Se debe de utilizar un volumen pequeño de anestésico (2-4 ml) y éste inyectado muy despacio. En nuestro estudio se inyectaron en casi todos los casos 4 ml retrobulbar. Con el uso de la hialuronidasa, Atkinson (2) informó que se podía inyectar un mayor volumen de anestésico con menor presión orbitaria y menor riesgo. Nosotros añadimos a la mezcla anestésica Thiomucase (mucopolisacaridasa), para obtener una mejor difusión.
Tras la inyección, si se observa una protopsis ligera y caída del párpado superior, se puede estar casi seguro de que se ha inyectado el anestésico en el cono y de que se logrará una aquinesia y anestesia completa. Inmediatamente después se coloca sobre los párpados cerrados el Super Pinkie o balón de Honan. En este estudio se utilizó el balón tipo Honan, a una presión de 30-35 mmHg, ya que así se puede controlar en todo momento la presión a la que está sometido el globo ocular.
En varios estudios demuestran que con 5-10 minutos de compresión mecánica suele bastar para obtener unas condiciones óptimas para la cirugía (3,4). En el presente trabajo se observa que tras la inyección del anestésico hay un aumento inmediato de la PIO de 5,1 mmHg y a los 10 minutos la PIO se reduce en 6,2 mmHg, a partir de los 10' la disminución es menor, necesitándose mayor tiempo para una menor reducción. Por lo tanto creemos que con 20-25' de compresión mecánica sería suficiente para obtener una PIO y un silencio orbitario adecuados para una cirugía sin complicaciones.
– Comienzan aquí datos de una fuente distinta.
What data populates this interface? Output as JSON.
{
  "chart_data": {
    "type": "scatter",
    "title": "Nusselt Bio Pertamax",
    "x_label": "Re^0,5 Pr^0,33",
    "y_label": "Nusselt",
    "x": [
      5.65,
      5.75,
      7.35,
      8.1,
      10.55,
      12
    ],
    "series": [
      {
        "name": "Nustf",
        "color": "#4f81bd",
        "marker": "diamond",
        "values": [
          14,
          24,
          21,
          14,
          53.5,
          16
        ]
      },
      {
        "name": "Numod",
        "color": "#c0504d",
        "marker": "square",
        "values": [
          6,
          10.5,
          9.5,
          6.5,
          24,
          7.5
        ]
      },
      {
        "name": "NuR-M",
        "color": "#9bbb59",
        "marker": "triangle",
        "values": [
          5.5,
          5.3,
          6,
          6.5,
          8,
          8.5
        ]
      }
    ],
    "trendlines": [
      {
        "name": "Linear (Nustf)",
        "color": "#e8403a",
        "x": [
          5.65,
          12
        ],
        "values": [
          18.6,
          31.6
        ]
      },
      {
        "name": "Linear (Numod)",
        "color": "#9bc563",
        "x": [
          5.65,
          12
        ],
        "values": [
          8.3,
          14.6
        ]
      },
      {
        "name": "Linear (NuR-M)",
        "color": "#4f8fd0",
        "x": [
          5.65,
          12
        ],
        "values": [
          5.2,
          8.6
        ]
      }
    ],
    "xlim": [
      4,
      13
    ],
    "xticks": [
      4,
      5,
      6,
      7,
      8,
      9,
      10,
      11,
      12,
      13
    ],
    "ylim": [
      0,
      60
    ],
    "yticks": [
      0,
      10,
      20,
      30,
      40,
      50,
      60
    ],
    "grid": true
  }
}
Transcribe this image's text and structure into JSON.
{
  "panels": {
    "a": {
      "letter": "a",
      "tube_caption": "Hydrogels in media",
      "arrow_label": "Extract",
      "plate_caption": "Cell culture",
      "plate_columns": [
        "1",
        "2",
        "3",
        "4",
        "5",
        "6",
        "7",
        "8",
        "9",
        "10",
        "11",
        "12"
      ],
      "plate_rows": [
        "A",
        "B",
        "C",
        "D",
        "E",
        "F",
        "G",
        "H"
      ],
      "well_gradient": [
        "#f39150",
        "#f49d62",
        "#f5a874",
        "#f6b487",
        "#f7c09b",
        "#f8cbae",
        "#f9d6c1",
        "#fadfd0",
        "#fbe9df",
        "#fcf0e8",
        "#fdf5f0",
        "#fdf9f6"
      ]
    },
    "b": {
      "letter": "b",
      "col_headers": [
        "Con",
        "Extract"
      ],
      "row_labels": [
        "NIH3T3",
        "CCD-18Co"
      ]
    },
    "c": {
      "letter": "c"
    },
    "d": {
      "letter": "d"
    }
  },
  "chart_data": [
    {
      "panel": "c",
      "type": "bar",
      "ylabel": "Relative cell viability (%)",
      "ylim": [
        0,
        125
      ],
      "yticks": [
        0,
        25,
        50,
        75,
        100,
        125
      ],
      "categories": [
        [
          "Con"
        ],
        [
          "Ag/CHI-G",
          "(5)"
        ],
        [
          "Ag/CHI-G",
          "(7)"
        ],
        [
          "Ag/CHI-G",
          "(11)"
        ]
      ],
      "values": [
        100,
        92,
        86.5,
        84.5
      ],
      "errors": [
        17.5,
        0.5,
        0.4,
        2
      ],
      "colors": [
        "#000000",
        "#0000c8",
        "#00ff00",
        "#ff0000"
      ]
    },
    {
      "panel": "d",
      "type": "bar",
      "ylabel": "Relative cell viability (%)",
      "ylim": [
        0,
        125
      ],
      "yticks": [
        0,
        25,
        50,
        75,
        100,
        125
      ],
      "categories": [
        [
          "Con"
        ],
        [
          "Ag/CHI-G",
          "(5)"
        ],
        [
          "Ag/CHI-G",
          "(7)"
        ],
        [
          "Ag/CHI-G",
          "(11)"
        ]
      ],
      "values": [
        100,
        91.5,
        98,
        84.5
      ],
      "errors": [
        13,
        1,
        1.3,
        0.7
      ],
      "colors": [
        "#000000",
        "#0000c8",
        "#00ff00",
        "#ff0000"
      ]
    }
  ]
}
Como conclusión, creemos que reduciendo el tiempo de compresión mecánica se puede disminuir en parte, el riesgo de oclusión de la arteria central de la retina (5), complicación poco considerada por el oftalmólogo. Además pensamos que la anestesia retrobulbar sigue siendo un método eficaz y seguro para la cirugía de la catarata, si se realiza en las condiciones adecuadas.